We are beginning to better understand how 'amyloid-β' protein plaques form, which are implicated in degenerative brain diseases including Alzheimer's and Parkinson's diseases. Recent progress made by researchers in Germany may eventually suggest new options for disease prevention or treatment.
The team, at Martin Luther University of Halle Wittenberg, report their findings in the open access journal Bioorganic Chemistry.
Fibrils and plaques
Amyloid-β molecules are small proteins known as peptides, which combine to form aggregates called fibrils, which can then form larger 'plaques'.
Some amyloids have functions in normal health, but damaging amyloid plaques accumulate in the space outside of and between brain cells in degenerative brain diseases, especially Alzheimer's. Some recent evidence suggests the amyloid plaques can also occur inside cells.
Peptides, like all proteins, are composed of amino acid molecules bonded into longer chains. The sequence in which the amino acids are linked determines how peptides and proteins fold into complex structures and interact.
A crucial hairpin turn
The researchers set out to explore the significance of specific amino acids on the folding and interactions of amyloid-β peptides.
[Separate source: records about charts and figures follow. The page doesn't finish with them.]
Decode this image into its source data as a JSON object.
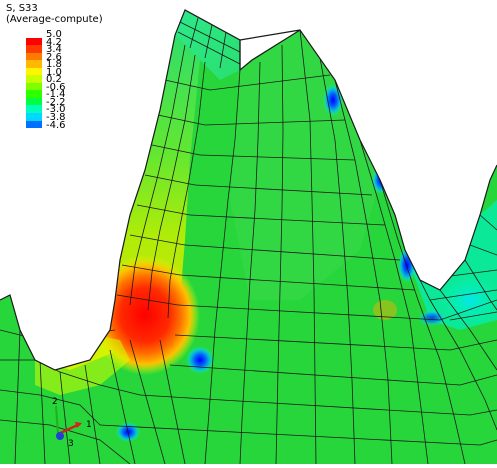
{
  "legend": {
    "title": "S, S33",
    "subtitle": "(Average-compute)",
    "entries": [
      {
        "label": "5.0",
        "color": "#ff0000"
      },
      {
        "label": "4.2",
        "color": "#ff3a00"
      },
      {
        "label": "3.4",
        "color": "#ff7b00"
      },
      {
        "label": "2.6",
        "color": "#ffb900"
      },
      {
        "label": "1.8",
        "color": "#fff500"
      },
      {
        "label": "1.0",
        "color": "#c8ff00"
      },
      {
        "label": "0.2",
        "color": "#7dff00"
      },
      {
        "label": "-0.6",
        "color": "#2fff00"
      },
      {
        "label": "-1.4",
        "color": "#00ff40"
      },
      {
        "label": "-2.2",
        "color": "#00ffb8"
      },
      {
        "label": "-3.0",
        "color": "#00d8ff"
      },
      {
        "label": "-3.8",
        "color": "#0070ff"
      },
      {
        "label": "-4.6",
        "color": "#0000ff"
      }
    ]
  },
  "triad": {
    "x_label": "1",
    "y_label": "2",
    "z_label": "3",
    "x_color": "#d42020",
    "y_color": "#20b020",
    "z_color": "#2040d0"
  },
  "colors": {
    "mesh_line": "#1a1a1a",
    "background": "#ffffff"
  }
}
They achieved this by generating synthetic peptide sequences and incorporating these into the natural peptides to investigate the effect of making specific changes in the amino acid sequence. This included adding amino acids not normally found in peptides, but mimicking the native 'beta-turn' region of the amyloid-β-molecule.
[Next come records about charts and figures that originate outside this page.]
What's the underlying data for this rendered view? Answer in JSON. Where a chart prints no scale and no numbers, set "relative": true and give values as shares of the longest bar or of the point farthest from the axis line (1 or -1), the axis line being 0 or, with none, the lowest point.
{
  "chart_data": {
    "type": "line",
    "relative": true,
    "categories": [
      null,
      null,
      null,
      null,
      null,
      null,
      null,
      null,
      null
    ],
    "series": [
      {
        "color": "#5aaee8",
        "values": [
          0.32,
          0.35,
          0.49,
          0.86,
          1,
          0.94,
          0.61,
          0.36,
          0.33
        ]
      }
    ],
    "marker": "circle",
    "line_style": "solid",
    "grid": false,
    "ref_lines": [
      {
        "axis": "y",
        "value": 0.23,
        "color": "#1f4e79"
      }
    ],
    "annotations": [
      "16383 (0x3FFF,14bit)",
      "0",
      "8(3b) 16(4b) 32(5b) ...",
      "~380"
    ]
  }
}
They focused attention on this hairpin turn shaped region of two of the natural peptides known as Aβ40 and Aβ16-35. They identified some amino acid replacements that activated the aggregation of the peptides, but others that inhibited it. This confirms that the structure of the hairpin turn plays an important role in controlling the aggregation process. Learning how to inhibit damaging peptide aggregation might offer crucial insights into preventing the formation of amyloid plaques, or even disrupting existing plaques.
In the most significant finding in terms of clinical potential, mixing specific synthetic peptides with the natural versions inhibited fibrillation, which is considered an important step for plaque formation. These preliminary results were obtained in simple solutions of the peptides, rather than in living cells or animals, but they suggest a promising avenue for future research.
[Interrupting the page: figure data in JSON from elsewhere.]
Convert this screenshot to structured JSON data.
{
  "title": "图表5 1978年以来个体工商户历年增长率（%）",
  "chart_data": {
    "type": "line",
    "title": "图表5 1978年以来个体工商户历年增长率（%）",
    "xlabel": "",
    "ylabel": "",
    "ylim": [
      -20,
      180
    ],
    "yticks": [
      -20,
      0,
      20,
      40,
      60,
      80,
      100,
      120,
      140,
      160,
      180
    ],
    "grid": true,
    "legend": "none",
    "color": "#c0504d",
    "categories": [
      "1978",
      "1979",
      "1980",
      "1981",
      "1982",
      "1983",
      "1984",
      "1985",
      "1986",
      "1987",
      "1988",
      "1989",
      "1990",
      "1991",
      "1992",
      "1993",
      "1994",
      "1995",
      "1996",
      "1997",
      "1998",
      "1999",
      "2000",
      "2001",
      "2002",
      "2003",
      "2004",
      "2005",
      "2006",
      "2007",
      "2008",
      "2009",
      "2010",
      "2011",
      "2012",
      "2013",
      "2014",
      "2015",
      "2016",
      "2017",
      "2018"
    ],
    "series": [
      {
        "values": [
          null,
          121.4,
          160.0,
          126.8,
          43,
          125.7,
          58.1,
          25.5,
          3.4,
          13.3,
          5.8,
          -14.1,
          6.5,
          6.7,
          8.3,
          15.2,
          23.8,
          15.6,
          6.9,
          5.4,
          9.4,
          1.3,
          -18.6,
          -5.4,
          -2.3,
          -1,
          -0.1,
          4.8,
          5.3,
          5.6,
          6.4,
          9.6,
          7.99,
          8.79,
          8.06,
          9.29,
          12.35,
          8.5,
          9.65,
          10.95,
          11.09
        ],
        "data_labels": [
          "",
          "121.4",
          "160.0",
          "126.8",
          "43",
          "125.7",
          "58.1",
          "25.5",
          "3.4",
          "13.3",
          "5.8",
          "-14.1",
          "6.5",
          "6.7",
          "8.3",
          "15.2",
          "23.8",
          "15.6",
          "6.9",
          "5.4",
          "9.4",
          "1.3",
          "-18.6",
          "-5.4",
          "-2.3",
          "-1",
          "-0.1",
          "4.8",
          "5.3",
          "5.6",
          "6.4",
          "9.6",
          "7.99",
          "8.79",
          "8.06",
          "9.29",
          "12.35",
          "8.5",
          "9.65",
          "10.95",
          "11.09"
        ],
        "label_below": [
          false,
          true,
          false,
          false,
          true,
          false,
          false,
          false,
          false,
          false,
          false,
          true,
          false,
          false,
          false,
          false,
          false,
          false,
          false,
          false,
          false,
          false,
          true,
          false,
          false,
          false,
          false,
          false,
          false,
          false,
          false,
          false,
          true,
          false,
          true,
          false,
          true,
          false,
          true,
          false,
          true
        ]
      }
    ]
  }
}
The team also performed toxicity tests in mouse nerve cells as a first step towards exploring the clinical potential of synthetic peptides. These tests revealed "only minor toxicity" of the peptides able to inhibit fibrillation.
The most immediate significance of this work will be to improve understanding of the molecular features that promote amyloid aggregation. But the researchers also note the "large potential" for developing small peptide-based inhibitors of amyloid formation.
The existing options for treating Alzheimer's and related degenerative diseases are very limited, so any potential avenues for improvements are generating keen interest. This current research adds to a growing body of work exploring the clinical potential of modified peptides. The insights gained might also reveal options for using small molecule drugs to interfere with plaque formation, rather than using peptides directly.
Deike, S., et al. (2020) β-Turn mimetic synthetic peptides as amyloid-β aggregation inhibitors. Bioorganic Chemistry. doi.org/10.1016/j.bioorg.2020.104012.